Donald Trump announces 25% tariff on imported cars. What does it mean? | 10 points

BySohil Sehran

Mar 27, 2025 06:12 AM IST

Donald Trump's 25 per cent auto tariff from April 3 may raise costs and cut sales, but he expects it to spur US factory openings and reshape the supply chain.

President Donald Trump on Wednesday announced a 25 per cent tariff on auto imports, saying it would boost domestic manufacturing and generate $100 billion annually.

US President Donald Trump signs an executive order in the Oval Office of the White House in Washington, DC, US, on March 26. Trump said he will be implementing a 25% tariff on auto imports, expanding a trade war.(Bloomberg)

US President Donald Trump signs an executive order in the Oval Office of the White House in Washington, DC, US, on March 26. Trump said he will be implementing a 25% tariff on auto imports, expanding a trade war.(Bloomberg)

“This will continue to spur growth. We will effectively be charging a 25 per cent tariff,” Donald Trump told reporters.

With the tariff taking effect from April 3, automakers could face rising costs and lower sales. However, Trump expects the move to drive factory openings in the United States and eliminate what he calls a “ridiculous” supply chain spanning the United States, Canada, and Mexico. Emphasising his stance, he said, “This is permanent.”

Trump has consistently maintained that auto import tariffs are a key policy of his presidency, expecting the added costs to push more production to the United States and reduce the budget deficit.

“We are looking at much higher vehicle prices. We are going to see reduced choice... These kinds of taxes fall more heavily on the middle and working class,” Mary Lovely, an economist and senior fellow at the Peterson Institute for International Economics told news agency Associated Press.

Lovely added that more households would be priced out of the new car market, where prices already average about $49,000, forcing them to hold on to ageing vehicles.

The United States imported nearly 8 million cars and light trucks last year, valued at $244 billion, with Mexico, Japan, and South Korea as the top sources. Auto parts imports totaled over $197 billion, primarily from Mexico, Canada, and China, according to the commerce department.

Here’s what’s changing and what to expect next?

Revenue generation: The White House expects these tariffs to generate around $100 billion annually. The administration believes that this revenue can help reduce the budget deficit and support American industries, but experts warn that increased costs could hurt consumer demand and economic growth.

Higher car prices: If automakers pass the full tariff cost onto buyers, the price of an imported vehicle could rise by around $12,500. With the average new car price already near $49,000, middle-class consumers may struggle to afford new vehicles.

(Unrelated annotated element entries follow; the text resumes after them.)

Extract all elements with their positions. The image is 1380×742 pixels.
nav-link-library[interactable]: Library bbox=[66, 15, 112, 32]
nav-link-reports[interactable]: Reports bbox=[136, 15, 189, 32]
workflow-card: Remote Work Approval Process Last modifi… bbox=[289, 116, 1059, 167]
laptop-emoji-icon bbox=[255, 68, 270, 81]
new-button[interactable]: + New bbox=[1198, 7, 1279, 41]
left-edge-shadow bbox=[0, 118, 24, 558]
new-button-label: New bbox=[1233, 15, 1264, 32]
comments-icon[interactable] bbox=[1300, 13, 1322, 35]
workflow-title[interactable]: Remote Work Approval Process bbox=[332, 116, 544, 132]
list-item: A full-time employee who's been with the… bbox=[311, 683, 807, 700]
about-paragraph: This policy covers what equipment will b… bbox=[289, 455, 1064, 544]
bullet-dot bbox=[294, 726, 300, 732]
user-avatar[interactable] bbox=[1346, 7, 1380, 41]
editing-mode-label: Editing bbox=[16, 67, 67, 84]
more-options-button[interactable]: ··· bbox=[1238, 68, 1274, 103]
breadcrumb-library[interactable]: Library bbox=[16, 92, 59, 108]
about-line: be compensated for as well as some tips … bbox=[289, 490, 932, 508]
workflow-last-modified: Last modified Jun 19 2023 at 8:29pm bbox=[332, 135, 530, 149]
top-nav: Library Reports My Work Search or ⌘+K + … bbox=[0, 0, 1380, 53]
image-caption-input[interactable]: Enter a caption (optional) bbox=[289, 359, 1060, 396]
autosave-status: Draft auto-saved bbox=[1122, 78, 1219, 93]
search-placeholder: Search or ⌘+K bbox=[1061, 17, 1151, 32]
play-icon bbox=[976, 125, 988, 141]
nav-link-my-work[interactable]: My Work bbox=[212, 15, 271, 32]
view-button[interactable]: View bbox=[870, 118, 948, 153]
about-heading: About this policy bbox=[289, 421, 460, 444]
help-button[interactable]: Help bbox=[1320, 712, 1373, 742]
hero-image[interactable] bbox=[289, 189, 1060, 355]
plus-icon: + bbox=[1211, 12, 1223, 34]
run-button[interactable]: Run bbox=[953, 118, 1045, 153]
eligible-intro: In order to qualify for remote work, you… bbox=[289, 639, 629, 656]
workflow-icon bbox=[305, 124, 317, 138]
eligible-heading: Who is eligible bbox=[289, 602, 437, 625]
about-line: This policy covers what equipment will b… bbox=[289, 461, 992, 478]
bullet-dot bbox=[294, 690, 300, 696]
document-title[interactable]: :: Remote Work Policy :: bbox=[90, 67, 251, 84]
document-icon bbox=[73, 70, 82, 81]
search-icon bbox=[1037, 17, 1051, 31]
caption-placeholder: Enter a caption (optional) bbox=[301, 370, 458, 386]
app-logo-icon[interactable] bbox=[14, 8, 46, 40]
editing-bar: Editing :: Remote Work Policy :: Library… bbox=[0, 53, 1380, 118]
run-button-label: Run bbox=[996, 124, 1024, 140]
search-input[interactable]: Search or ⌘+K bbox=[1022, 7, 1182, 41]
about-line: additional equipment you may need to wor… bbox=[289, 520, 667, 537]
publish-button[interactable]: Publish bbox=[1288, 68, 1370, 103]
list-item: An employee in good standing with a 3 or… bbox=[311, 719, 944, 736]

Manufacturing shift: The Trump administration claims the tariffs will encourage automakers to move production to the US, creating jobs. Trump cited Hyundai's $5.8 billion steel plant in Louisiana as proof that his policies are working.

Long-term uncertainty: While the White House argues tariffs will strengthen the US auto industry, restructuring supply chains takes time. In the short term, automakers and consumers could face higher costs, and job losses may take place before any benefits materialise.

Impact on automakers: US and foreign carmakers rely on global supply chains, with many parts made in Mexico, Canada, and Asia. Automakers must now either absorb higher costs, pass them on to consumers, or restructure manufacturing, which could take years.

Market response: General Motors' stock fell nearly 3 per cent, Stellantis (owner of Jeep and Chrysler) dropped 3.6 per cent, while Ford saw a slight increase following Trump's announcement. Investors are wary of the long-term effects on profitability.

Global backlash: Leaders from Canada and the European Union (EU) criticised the tariffs, warning of economic disruptions. Canadian Prime Minister Mark Carney vowed to defend Canadian businesses, while the EU warned of damage to consumers and trade ties.

Retaliation risk: The tariffs could trigger a global trade war, with other nations imposing countermeasures. The EU has already threatened a 50 per cent tariff on US spirits, and Trump responded with a potential 200 per cent tax on European alcohol.

Tax deduction plan: Trump proposed a new tax incentive to offset higher car costs. He suggested allowing buyers to deduct interest on auto loans from their federal income taxes, but only for vehicles made in the US.

Trade impact: Economists warn that these tariffs could fuel inflation and limit consumer choices. They are part of Trump’s broader economic policy, which includes tariffs on steel, aluminum, computer chips, and energy products.